Sans Culottes
It was a hundred degrees outside, first of those squishy humid days here by the placid Potomac. Jiggs played golf down in southern Maryland- I didn’t attempt anything so rash after the Burger Bash in Rosslyn on Saturday. I contented myself with periodic plunges in the glittering blue waters of the pool where our Polish Lifeguard informed me that he had a monumental hangover.
It was a fun and chaotic day, between the Life guard’s misery, the high school graduation party on the patio Mary Margaret threw for a gal we have watched grow up in the building, the glittering cool waters of the pool and a series of high-octane vodka-based beverages with which I plied the adults at the party.
I sweated trough my aloha shirt and after a couple hours of hors d’oeuvres and drinks we all found ourselves in the pool, refreshed and ready for anything.
Which after all the heat and exercise and alcohol didn’t happen. I was asleep in my brown chair by eight; awake again at midnight reading some trashy thriller appropriate for the middle of a summer night.
I was corresponding this morning with some old friends who are in the same situation as me: out of airspeed and ideas. They are retiring, downsizing and moving to lower-cost areas. I would love to keep the farm, but I think less landscaping and maintenance in a single-level place is what I am going to try out when the time comes.
I also would consider the Redneck Riviera- I liked coastal Mississippi, and Key West was just about perfect, though it is expensive and at the end of a very long set of bridges. But the ferry to Cuba will be open soon enough on that, so there is a lot to look forward to in terms of viewing a worker’s paradise in person.
I have opened up the search aperture for where I might fetch up one of these days, since I think I should shop for a loan to buy a place while I can. You know I have been uneasy about the consequences of the disclosure of our personal information to the Chinese.
When last we visited the matter, the number of us in the Defense Establishment who had been comprehensively de-pantsed had soared to more than 22 million. Taken with the hundred-odd million whose information had been stolen by the health providers, it looks like the PRC has complete information on just about the entire 157 million of us in the civilian work force.
That makes me feel there is a draft in the nether regions, and I am in the midst of one of those dreams in which you find yourself addressing a hostile crowd sans culottes.

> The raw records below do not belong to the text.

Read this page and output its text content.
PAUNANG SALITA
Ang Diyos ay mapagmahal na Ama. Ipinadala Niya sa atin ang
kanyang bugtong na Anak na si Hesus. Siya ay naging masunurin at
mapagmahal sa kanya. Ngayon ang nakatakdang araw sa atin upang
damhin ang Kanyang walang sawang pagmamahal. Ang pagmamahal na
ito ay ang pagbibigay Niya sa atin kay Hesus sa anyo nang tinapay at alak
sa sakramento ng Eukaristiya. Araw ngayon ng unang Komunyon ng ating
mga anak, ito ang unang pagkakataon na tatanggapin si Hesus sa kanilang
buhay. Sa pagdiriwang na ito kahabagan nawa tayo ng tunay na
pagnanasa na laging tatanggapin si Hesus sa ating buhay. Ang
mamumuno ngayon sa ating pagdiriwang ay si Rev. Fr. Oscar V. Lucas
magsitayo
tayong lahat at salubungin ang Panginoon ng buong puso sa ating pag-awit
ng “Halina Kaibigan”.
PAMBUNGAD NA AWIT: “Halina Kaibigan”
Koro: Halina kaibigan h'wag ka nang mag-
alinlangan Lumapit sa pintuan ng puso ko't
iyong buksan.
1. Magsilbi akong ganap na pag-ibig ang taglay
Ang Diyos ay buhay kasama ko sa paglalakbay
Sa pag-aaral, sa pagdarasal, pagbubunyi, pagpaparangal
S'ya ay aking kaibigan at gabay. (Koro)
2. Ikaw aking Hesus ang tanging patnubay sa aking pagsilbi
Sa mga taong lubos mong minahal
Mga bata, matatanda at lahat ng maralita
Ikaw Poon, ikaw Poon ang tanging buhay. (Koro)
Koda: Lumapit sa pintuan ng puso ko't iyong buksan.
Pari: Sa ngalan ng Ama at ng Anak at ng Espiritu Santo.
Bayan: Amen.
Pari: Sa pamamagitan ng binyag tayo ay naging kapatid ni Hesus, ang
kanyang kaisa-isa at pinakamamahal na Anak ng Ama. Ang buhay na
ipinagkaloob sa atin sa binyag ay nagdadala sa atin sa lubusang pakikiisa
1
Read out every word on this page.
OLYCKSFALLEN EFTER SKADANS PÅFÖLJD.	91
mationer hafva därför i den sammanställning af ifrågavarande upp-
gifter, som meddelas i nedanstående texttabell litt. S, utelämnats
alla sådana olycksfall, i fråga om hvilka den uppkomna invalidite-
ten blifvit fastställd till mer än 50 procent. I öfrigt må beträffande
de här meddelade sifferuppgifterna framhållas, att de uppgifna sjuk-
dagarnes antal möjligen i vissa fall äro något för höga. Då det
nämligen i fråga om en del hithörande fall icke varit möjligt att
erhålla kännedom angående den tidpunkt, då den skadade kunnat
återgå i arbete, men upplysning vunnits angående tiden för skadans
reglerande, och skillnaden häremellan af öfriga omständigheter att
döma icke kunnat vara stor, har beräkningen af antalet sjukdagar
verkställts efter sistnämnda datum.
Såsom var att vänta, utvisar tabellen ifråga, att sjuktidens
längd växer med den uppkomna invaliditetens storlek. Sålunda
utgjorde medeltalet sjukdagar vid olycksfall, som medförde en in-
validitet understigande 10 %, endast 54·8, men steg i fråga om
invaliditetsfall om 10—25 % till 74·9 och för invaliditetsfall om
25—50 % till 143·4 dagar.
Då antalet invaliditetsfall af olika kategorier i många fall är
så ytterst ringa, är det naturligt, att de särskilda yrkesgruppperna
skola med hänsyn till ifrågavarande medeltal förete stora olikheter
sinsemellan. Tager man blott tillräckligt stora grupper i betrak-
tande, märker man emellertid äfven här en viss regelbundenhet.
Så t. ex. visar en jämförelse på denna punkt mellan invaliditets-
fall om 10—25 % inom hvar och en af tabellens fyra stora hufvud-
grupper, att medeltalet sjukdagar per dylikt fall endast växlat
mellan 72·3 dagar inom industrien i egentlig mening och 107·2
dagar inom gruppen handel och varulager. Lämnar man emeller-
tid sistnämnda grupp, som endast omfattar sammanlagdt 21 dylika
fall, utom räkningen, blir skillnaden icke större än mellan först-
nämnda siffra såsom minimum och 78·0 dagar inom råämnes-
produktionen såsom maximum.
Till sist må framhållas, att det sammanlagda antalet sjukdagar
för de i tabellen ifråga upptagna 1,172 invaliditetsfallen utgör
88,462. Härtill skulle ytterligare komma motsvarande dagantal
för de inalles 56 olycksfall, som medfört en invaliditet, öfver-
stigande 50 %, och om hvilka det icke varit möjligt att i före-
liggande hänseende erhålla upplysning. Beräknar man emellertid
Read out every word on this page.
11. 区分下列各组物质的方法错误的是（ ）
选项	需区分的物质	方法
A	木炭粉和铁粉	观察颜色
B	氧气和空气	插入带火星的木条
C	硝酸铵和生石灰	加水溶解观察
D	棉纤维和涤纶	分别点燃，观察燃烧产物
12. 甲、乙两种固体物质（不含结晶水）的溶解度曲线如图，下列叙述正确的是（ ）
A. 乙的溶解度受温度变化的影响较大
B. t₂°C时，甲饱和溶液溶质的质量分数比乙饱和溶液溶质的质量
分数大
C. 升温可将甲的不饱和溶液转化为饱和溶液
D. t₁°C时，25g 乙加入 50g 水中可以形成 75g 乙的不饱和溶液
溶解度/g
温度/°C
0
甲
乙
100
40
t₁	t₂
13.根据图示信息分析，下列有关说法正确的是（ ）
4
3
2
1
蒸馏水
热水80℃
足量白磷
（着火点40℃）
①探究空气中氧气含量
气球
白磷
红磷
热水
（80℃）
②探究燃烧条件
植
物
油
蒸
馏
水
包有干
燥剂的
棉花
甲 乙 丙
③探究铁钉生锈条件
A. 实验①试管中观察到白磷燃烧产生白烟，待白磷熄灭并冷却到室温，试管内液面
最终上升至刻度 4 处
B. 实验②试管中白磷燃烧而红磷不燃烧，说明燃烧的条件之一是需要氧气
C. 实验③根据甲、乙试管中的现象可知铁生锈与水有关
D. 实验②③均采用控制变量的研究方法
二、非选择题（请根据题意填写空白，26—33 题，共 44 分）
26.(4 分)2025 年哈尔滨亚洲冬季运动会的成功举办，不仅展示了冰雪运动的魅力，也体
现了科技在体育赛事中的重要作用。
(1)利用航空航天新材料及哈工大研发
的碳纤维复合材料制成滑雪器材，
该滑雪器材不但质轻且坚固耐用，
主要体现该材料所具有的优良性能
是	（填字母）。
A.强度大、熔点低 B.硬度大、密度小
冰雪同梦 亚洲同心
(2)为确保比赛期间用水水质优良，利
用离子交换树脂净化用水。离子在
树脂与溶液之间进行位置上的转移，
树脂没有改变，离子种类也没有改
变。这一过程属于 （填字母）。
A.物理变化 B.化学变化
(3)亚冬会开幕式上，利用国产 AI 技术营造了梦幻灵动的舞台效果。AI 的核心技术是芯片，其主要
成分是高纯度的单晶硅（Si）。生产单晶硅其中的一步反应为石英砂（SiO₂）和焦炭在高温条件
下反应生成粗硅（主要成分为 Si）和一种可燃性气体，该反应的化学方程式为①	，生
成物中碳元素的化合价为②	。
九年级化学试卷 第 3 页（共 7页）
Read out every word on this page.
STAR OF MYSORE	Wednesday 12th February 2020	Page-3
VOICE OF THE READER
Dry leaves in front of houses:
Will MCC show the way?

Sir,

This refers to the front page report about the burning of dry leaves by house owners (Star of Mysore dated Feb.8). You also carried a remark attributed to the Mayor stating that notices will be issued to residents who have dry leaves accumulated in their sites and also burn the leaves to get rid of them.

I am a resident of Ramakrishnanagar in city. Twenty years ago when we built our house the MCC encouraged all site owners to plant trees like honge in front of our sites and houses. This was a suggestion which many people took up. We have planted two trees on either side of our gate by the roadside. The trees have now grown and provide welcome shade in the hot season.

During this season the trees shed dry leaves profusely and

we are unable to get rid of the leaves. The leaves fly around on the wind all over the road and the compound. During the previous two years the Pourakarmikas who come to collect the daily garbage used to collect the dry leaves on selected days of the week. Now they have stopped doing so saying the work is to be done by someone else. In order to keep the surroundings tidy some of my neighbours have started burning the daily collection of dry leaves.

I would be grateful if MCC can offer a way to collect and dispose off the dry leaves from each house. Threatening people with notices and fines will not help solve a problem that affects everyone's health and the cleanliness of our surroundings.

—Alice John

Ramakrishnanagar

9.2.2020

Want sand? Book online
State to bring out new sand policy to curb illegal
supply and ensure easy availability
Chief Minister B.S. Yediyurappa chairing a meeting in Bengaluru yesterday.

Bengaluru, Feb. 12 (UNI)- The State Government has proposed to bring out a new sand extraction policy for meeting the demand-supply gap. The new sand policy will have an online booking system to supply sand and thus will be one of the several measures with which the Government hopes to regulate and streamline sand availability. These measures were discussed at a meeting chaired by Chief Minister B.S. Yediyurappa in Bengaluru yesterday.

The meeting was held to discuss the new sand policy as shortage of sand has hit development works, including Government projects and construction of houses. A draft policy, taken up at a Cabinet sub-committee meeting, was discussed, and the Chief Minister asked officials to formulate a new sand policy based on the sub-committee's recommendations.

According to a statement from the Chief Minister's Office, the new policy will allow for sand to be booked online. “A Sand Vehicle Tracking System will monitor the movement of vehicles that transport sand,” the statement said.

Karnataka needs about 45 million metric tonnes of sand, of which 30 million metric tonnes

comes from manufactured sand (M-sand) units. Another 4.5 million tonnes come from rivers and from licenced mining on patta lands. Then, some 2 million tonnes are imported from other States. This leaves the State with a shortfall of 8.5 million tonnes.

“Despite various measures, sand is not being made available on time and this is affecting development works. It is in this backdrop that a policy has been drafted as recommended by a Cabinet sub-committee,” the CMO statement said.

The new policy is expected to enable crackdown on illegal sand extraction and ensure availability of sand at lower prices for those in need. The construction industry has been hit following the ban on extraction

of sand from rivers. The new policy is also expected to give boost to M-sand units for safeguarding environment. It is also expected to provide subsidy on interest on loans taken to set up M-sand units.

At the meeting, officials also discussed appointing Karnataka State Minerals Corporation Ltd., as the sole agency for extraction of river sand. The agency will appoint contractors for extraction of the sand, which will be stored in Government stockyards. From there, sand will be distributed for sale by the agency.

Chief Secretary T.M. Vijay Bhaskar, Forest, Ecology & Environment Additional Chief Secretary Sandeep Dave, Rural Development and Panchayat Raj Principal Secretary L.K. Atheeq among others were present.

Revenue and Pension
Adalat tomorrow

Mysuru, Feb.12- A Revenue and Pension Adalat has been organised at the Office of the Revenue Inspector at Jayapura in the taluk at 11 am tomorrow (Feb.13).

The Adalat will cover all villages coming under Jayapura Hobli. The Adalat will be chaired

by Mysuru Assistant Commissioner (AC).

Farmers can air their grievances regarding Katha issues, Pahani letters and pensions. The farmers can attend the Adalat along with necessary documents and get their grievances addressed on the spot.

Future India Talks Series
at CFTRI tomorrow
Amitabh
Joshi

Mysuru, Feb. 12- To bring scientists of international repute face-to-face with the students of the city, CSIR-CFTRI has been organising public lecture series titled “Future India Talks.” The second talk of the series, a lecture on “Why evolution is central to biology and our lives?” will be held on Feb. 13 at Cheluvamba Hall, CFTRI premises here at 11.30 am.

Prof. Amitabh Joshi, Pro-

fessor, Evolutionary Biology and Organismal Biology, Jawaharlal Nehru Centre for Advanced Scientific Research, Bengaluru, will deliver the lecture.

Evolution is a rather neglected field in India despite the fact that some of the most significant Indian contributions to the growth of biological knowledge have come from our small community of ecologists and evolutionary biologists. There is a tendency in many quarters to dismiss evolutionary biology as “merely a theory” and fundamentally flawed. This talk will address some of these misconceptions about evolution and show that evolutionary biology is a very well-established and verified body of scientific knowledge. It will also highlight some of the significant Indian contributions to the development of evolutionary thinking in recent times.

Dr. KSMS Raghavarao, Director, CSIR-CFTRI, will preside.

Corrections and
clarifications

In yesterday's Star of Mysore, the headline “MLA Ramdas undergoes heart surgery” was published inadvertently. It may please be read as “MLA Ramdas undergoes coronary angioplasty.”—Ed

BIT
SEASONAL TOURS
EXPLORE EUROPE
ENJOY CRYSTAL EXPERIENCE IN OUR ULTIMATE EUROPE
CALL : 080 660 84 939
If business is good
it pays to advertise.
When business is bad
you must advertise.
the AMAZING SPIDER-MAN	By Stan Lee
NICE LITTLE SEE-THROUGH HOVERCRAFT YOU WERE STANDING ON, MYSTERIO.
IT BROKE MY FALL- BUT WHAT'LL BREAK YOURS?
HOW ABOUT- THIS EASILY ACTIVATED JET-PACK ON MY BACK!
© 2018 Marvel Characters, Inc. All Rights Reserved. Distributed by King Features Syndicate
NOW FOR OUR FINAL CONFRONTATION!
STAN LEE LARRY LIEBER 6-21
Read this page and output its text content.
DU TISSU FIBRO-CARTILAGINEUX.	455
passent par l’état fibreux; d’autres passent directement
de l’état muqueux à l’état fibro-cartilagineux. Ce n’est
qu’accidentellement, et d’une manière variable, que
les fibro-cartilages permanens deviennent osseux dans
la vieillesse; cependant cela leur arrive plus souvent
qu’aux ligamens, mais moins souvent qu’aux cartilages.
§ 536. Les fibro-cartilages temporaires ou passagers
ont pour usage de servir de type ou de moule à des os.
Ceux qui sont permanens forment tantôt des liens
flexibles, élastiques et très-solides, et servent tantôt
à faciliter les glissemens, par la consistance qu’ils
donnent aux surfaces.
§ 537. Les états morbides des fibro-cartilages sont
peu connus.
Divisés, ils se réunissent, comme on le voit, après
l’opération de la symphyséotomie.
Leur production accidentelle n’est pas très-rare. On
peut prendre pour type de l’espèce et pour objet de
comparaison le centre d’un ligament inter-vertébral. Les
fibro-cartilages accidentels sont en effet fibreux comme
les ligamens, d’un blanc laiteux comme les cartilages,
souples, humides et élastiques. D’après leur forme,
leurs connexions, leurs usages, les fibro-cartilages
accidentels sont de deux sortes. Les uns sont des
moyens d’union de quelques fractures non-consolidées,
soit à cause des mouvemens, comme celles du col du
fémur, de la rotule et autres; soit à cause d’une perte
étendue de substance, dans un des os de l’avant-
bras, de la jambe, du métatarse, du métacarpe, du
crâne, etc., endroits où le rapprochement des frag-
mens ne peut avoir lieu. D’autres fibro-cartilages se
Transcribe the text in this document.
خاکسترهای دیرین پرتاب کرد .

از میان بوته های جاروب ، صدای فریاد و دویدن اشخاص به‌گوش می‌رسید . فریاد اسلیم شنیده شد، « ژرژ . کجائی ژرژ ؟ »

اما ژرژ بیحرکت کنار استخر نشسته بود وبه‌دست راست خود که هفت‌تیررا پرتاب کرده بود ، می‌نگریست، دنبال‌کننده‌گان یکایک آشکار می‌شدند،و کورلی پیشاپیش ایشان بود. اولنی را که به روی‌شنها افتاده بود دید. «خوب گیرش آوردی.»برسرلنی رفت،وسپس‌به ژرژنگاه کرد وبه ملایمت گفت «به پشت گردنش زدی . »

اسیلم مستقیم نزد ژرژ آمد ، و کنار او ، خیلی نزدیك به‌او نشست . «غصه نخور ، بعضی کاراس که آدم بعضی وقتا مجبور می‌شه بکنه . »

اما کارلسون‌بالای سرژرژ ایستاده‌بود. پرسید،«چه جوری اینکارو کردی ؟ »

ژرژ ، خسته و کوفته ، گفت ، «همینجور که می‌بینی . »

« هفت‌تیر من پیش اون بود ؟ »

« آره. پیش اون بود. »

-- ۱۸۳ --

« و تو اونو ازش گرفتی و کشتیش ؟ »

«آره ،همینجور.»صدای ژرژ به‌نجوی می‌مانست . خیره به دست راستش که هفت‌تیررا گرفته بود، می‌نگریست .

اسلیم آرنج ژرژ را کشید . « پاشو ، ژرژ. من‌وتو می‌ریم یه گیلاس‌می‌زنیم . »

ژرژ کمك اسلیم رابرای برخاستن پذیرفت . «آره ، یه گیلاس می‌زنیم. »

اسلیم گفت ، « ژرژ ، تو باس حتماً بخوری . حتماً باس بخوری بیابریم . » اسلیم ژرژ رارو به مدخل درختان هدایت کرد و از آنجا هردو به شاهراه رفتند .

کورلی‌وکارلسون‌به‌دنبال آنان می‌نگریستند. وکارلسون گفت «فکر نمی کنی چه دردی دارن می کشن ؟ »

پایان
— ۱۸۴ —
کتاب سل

It would be bad enough if it was only a hostile Communist Central Committee that had my Social Security number and credit card information, but it seems that Washington is interested in collecting even more data to inadvertently disclose to evil-doers.
I have been very curious about the establishment of the Orwellian-named Consumer Financial Protection Bureau, which appears to be anything but that.
Judicial Watch announced this week that the CFPB has been energetically spending millions of dollars for the warrantless collection and analysis of all our non-cash financial transactions, which they cheerfully note may be shared with “additional government entities.”
I am hoping that doesn’t include OPM and Interior. So, in addition to the meta-data on all our phone calls already collected by NSA, we have CFPB Director Richard Cordray issuing contracts- the Government isn’t qualified to actually do any of this work, as we have seen- to the major credit reporting agencies and accounting firms to gather, store, and share credit card data. They want- no, better phrased, the ARE- tracking the daily consumer habits of “select individuals without their awareness or consent.”
The scheme is outlined pretty nicely in an IDIQ* contract solicitation from CFPB that seeks to “acquire and maintain a nationally representative panel of credit information on consumers for use in a wide range of policy research projects… The panel shall be a random sample of consumer credit files obtains from a national database of credit files.”
The initial targets of the panel will include five million consumers, and joint borrowers, co-signers, and authorized users [emphasis added]. The initial panel shall contain 10 years of historical data on a quarterly basis [emphasis added]. The initial sample shall be drawn from current records and historical data appended for that sample as well as additional samples during the intervening years [emphasis added] to make the combined sample representative at each point in time.
Account-level data will be collected without a warrant or National Security Letter. Because it is going to be good for us, I guess. It is only fair.
The Supreme Court just decided that the doctrine of “disparate impact” means that there doesn’t have to be actual evidence of intentional discrimination for there be recourse to legal action. It can be based on statistical analysis all by itself. This opens a Pandora’s box of great new opportunities for the government to direct us what to do, based on information they have collected from individuals without our permission.
I think we already tried this with the sub-prime loan bubble that almost brought down the global economy. Maybe we can succeed in actually doing it this time and stop messing around.
I liked Judicial Watch’s dance off:
“The administration’s warrantless collection of the private financial information of millions of Americans is mind-blowing. Is there anything that the Government thinks it can’t do?”
Or having collected it, give it away to anyone with a good hacking algorithm? Apparently not.
Copyright 2015 Vic Socotra
www.vicsocotra.com
Twitter: @jayare303
*IDIQ: Indefinite Delivery, Indefinite Quantity contract vehicle that provides great flexibility to the Government in obtaining goods and services.